Last month I had an idea. I realized that throughout my journey as a mother and photographer I very rarely have gotten someone to take any pictures of me and my girls. I always feel weird handing over the camera and saying, “hey can you take my picture?” Something in me feels a little vain asking someone to do that… I don’t know… Anyways, so my idea was that I would take photos of mothers and their children. Then I started thinking a little bit more about it and brainstorming about how I wanted to do this and suddenly I knew the direction I wanted to take this project. World Breastfeeding Awareness Week was quickly approaching and motherhood and breastfeeding go hand in hand. (This post is not at all to degrade mothers who can’t or choose not to nurse their babies, for the record.)
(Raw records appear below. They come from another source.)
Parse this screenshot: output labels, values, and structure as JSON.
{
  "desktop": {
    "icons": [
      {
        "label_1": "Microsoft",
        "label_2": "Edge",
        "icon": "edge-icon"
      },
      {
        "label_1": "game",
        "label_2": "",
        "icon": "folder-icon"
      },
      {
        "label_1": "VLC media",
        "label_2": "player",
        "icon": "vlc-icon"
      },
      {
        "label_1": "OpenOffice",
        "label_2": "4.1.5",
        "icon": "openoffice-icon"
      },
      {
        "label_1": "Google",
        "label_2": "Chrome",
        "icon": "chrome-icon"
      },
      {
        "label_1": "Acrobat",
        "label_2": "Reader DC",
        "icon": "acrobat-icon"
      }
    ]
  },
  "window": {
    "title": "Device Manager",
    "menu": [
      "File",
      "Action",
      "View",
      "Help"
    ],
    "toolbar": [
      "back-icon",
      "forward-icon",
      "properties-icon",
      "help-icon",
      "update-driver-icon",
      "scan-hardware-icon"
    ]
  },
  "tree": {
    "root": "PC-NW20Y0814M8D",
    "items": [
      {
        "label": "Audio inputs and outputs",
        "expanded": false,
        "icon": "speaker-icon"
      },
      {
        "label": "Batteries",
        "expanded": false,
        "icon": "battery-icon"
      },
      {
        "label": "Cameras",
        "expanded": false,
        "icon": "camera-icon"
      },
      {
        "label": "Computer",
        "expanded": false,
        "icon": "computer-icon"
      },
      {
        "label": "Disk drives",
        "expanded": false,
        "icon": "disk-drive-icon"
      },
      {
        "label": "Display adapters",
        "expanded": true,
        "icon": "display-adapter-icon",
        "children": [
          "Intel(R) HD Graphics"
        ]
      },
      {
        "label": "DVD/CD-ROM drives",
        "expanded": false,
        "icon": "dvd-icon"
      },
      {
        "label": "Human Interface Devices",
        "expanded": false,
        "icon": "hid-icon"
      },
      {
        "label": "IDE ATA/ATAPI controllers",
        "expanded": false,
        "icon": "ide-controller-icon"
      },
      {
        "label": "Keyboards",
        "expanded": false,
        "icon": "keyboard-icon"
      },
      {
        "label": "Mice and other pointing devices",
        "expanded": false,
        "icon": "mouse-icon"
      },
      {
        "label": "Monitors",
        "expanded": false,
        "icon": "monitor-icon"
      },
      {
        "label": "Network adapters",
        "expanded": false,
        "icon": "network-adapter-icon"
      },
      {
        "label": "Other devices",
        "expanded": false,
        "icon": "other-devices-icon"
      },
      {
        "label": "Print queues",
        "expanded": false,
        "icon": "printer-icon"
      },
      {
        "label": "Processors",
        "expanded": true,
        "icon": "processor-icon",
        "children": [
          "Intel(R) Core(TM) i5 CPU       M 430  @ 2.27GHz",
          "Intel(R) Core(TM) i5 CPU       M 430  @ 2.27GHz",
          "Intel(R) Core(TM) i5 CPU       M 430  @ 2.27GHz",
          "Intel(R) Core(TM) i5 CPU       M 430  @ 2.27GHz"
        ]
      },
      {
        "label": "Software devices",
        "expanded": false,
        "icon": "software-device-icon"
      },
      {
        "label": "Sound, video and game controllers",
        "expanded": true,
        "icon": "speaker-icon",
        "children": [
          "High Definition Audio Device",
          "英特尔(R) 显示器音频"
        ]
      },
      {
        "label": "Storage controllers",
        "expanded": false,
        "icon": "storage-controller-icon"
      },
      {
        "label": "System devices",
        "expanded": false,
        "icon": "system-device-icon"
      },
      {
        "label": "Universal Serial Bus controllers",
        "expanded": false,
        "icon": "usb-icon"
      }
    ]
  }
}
Just like birth photography this area of photography is still rather new and some people don’t really know what to think about it. I wish I had known about birth photography when the girls were born and I wish I had thought to have someone photography me nursing them, because now I am left with only my memories. Nursing is beautiful and natural. It makes some people uncomfortable because our culture hasn’t provided the kind of environment that makes nursing a normative practice anymore. This post isn’t about covering up, nursing in public, the right to nurse anywhere a mother is allowed to be, nursing in the workplace, etc. (although all of those topics are very important). This post is simply to show the beauty and the bond between mother’s and their nurslings. To show that you can nurse when you have twins. To show that you can extend breastfeeding past infancy. To show that a woman’s body nourishing a child is natural and beautiful. To reject the trend of exploiting and sexualizing the female body in the mass media.
Ashley is one of these women. She is one of many championing the cause of nursing multiples and has been determined from day one to continue to nurse them when others said she couldn’t. Let me tell you, this woman is my hero. My daughter Paisley is close in age to her twins and I can only imagine the chaos that comes with having two toddlers PLUS nursing both of them. I got just a small glimpse into their nursing relationship for our shoot and I have so much respect for this woman. The bond that these three share because of nursing is something that I know they will carry throughout their lives together long after the nursing has stopped; it was an honor to witness it.